Leveraging Entity Information for Cross-Modality Correlation Learning: The Entity-Guided Multimodal Summarization
Yanghai Zhang, Ye Liu, Shiwei Wu, Kai Zhang, Xukai Liu, Qi Liu, Enhong Chen
TL;DR
The paper addresses cross-modality correlation in Multimodal Summarization with Multimodal Output (MSMO) by leveraging entity information. It proposes EGMS, a BART-based framework with a Shared Multimodal Encoder that jointly processes text, images, and entity cues via a Text-Image Encoder and an Entity-Image Encoder, a Multimodal Guided Decoder, and a Gated Knowledge Distillation component for image selection guided by a CLIP-based teacher. Entities are embedded via external knowledge graphs (e.g., TransE) and fused with visual features through a gating mechanism to produce coherent textual summaries and relevant image selections. Experiments on the MSMO dataset show state-of-the-art performance, and ablation studies validate the necessity of incorporating entity information for improved cross-modality understanding and summary quality.
Abstract
The rapid increase in multimedia data has spurred advancements in Multimodal Summarization with Multimodal Output (MSMO), which aims to produce a multimodal summary that integrates both text and relevant images. The inherent heterogeneity of content within multimodal inputs and outputs presents a significant challenge to the execution of MSMO. Traditional approaches typically adopt a holistic perspective on coarse image-text data or individual visual objects, overlooking the essential connections between objects and the entities they represent. To integrate the fine-grained entity knowledge, we propose an Entity-Guided Multimodal Summarization model (EGMS).

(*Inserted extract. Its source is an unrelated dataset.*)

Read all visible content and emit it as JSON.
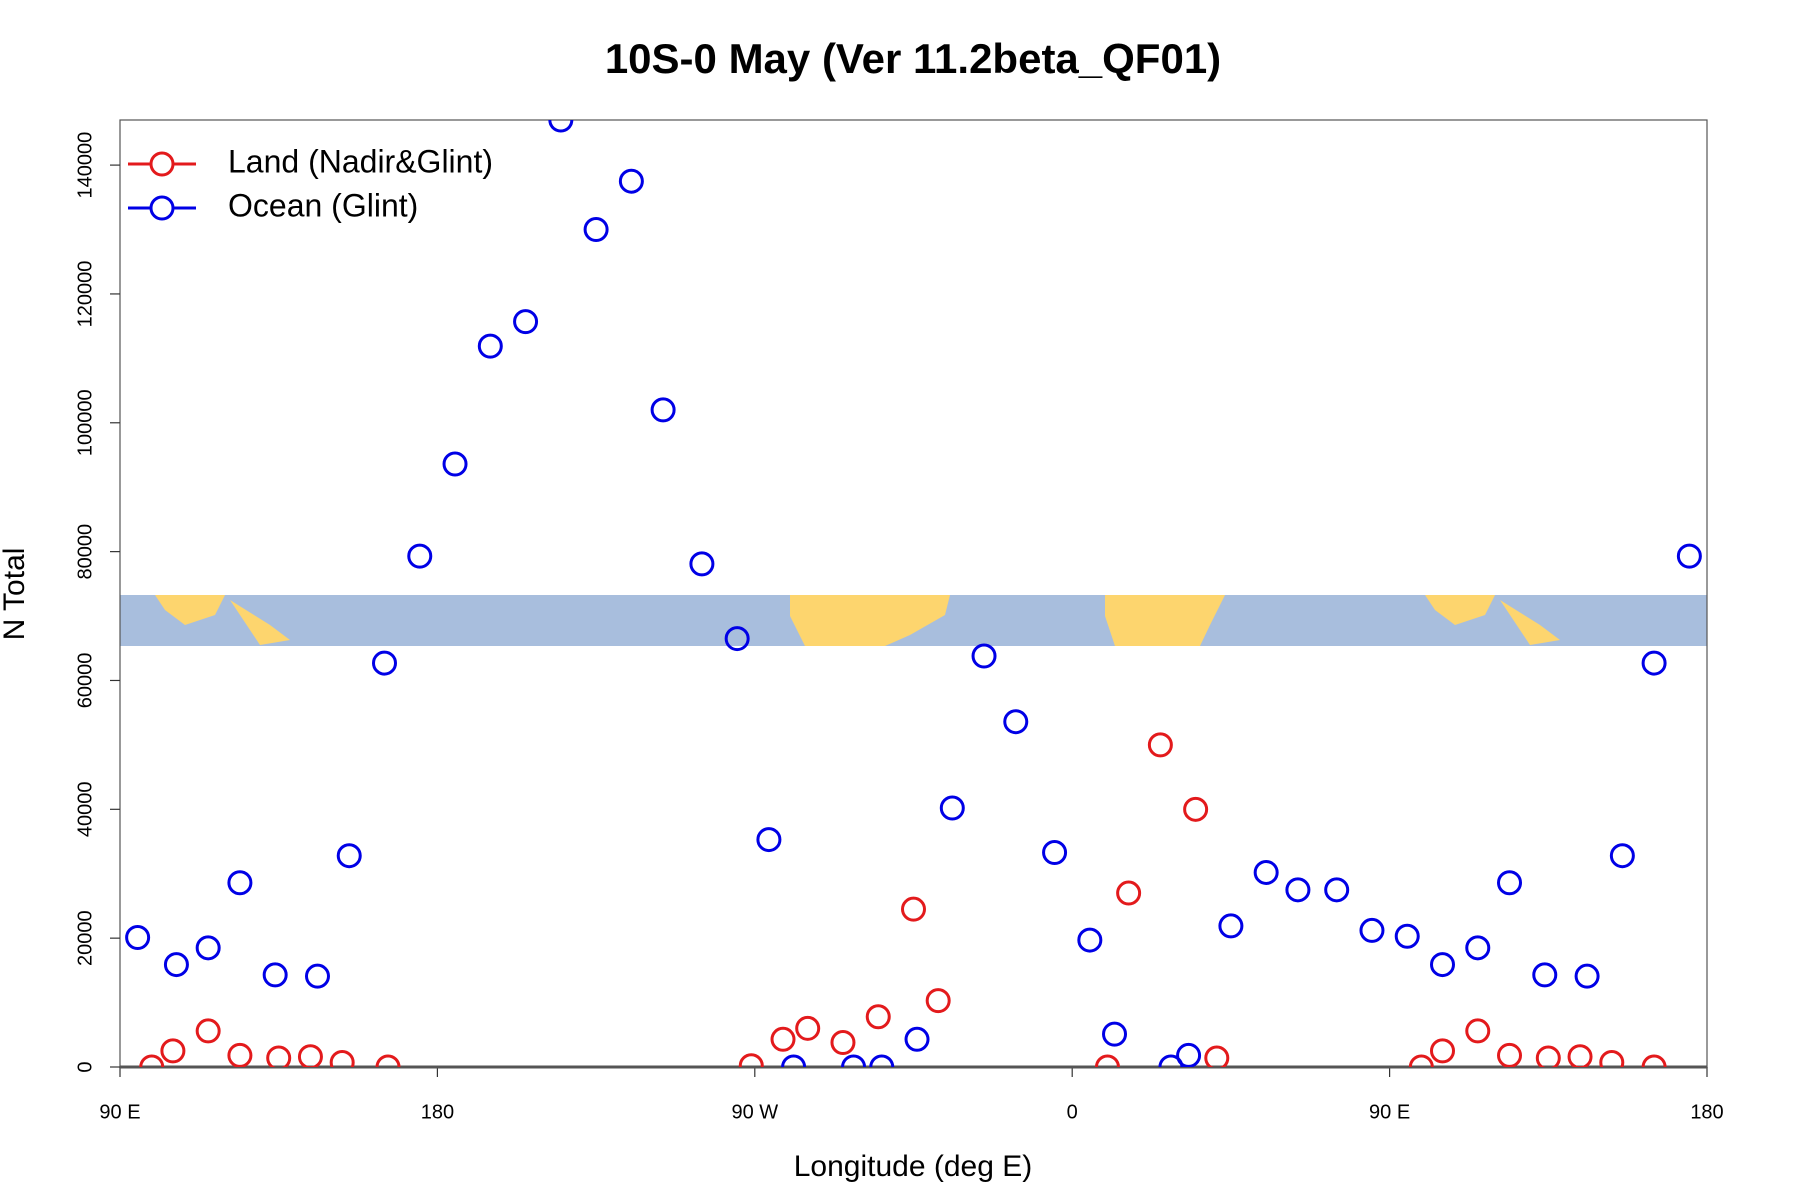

Our model, building on BART, utilizes dual multimodal encoders with shared weights to process text-image and entity-image information concurrently. A gating mechanism then combines visual data for enhanced textual summary generation, while image selection is refined through knowledge distillation from a pre-trained vision-language model. Extensive experiments on public MSMO dataset validate the superiority of the EGMS method, which also prove the necessity to incorporate entity information into MSMO problem.